Many assumed that with the announcement of Battlefield: Hardline, Electronic Arts had moved the series to an annual release schedule. This is incorrect, according to EA Studios executive VP Patrick Söderlund, who insists that the quick turnaround for Hardline is more a result of the publisher allowing its studios to work on the games they want to make. In actual fact, the cops and robbers concept has been kicking around for more than a decade.
"Karl-Magnus Troedsson, who runs DICE studios, and Steve Papoutsis, who runs Visceral, basically met in Barcelona almost three years ago and they came to me and said 'Hey, we have an idea,'” Söderlund told Polygon . "Actually, the idea of a cops and robbers type Battlefield game has been with us — me and the DICE team — for more than ten years. There are early prototypes from, like, 2000 or 2001 of a game that we called back then Urban Combat. This has been lingering and we've been wanting to do something like this."
"It doesn't necessarily mean that we need to annualize Battlefield and that's the way it's going to be forever and ever," he continued. "I understand that some people may look at it that way but that's what happened.”
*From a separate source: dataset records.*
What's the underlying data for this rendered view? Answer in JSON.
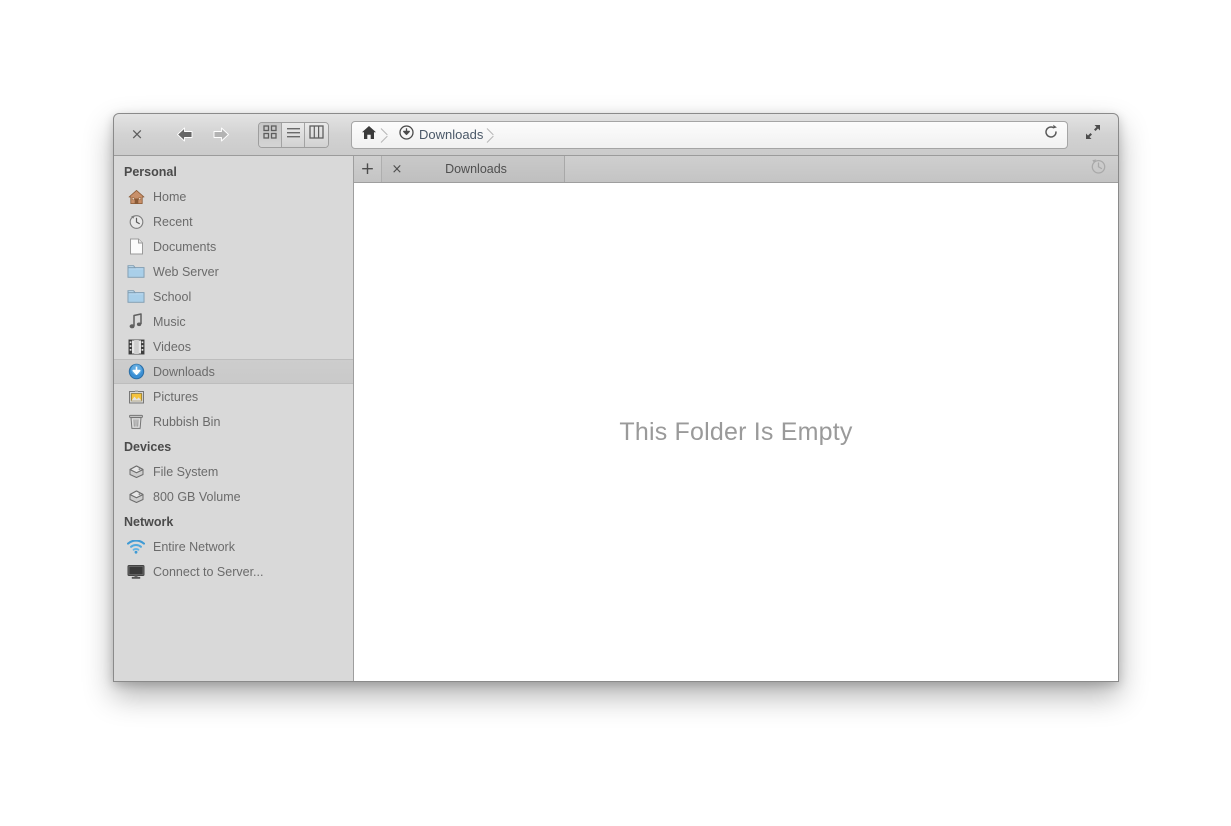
{
  "window": {
    "close_label": "×",
    "back_icon": "back-arrow-icon",
    "forward_icon": "forward-arrow-icon",
    "maximize_icon": "maximize-icon"
  },
  "toolbar": {
    "view_modes": [
      {
        "name": "icon-view",
        "icon": "grid-icon",
        "active": true
      },
      {
        "name": "list-view",
        "icon": "list-icon",
        "active": false
      },
      {
        "name": "column-view",
        "icon": "columns-icon",
        "active": false
      }
    ],
    "reload_icon": "reload-icon"
  },
  "pathbar": {
    "crumbs": [
      {
        "label": "",
        "icon": "home-icon"
      },
      {
        "label": "Downloads",
        "icon": "downloads-circle-icon"
      }
    ]
  },
  "sidebar": {
    "groups": [
      {
        "title": "Personal",
        "items": [
          {
            "label": "Home",
            "icon": "home-house-icon",
            "selected": false
          },
          {
            "label": "Recent",
            "icon": "recent-clock-icon",
            "selected": false
          },
          {
            "label": "Documents",
            "icon": "document-page-icon",
            "selected": false
          },
          {
            "label": "Web Server",
            "icon": "folder-icon",
            "selected": false
          },
          {
            "label": "School",
            "icon": "folder-icon",
            "selected": false
          },
          {
            "label": "Music",
            "icon": "music-note-icon",
            "selected": false
          },
          {
            "label": "Videos",
            "icon": "film-strip-icon",
            "selected": false
          },
          {
            "label": "Downloads",
            "icon": "downloads-circle-icon",
            "selected": true
          },
          {
            "label": "Pictures",
            "icon": "picture-frame-icon",
            "selected": false
          },
          {
            "label": "Rubbish Bin",
            "icon": "trash-bin-icon",
            "selected": false
          }
        ]
      },
      {
        "title": "Devices",
        "items": [
          {
            "label": "File System",
            "icon": "hard-drive-icon",
            "selected": false
          },
          {
            "label": "800 GB Volume",
            "icon": "hard-drive-icon",
            "selected": false
          }
        ]
      },
      {
        "title": "Network",
        "items": [
          {
            "label": "Entire Network",
            "icon": "wifi-icon",
            "selected": false
          },
          {
            "label": "Connect to Server...",
            "icon": "monitor-icon",
            "selected": false
          }
        ]
      }
    ]
  },
  "tabbar": {
    "new_tab_label": "+",
    "tabs": [
      {
        "title": "Downloads",
        "close_label": "×",
        "active": true
      }
    ],
    "history_icon": "history-clock-icon"
  },
  "main": {
    "empty_message": "This Folder Is Empty"
  },
  "colors": {
    "window_chrome": "#d2d2d2",
    "sidebar_bg": "#d9d9d9",
    "selected_row": "#cdcdcd",
    "content_bg": "#ffffff",
    "crumb_text": "#4a5868",
    "sidebar_text": "#6b6b6b",
    "empty_text": "#9a9a9a",
    "accent_blue": "#3b8fd4"
  }
}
EA has traditionally rotated between two military shooter franchises on a two-year basis, but since the critical panning of Medal of Honour: Warfighter in 2012, the publisher has taken it out of rotation. That leaves the publisher with a big, military shooter sized gap in its two-year release schedule. It'll be interesting to see what they come up with in 2015. Maybe no military shooter at all? Imagine that.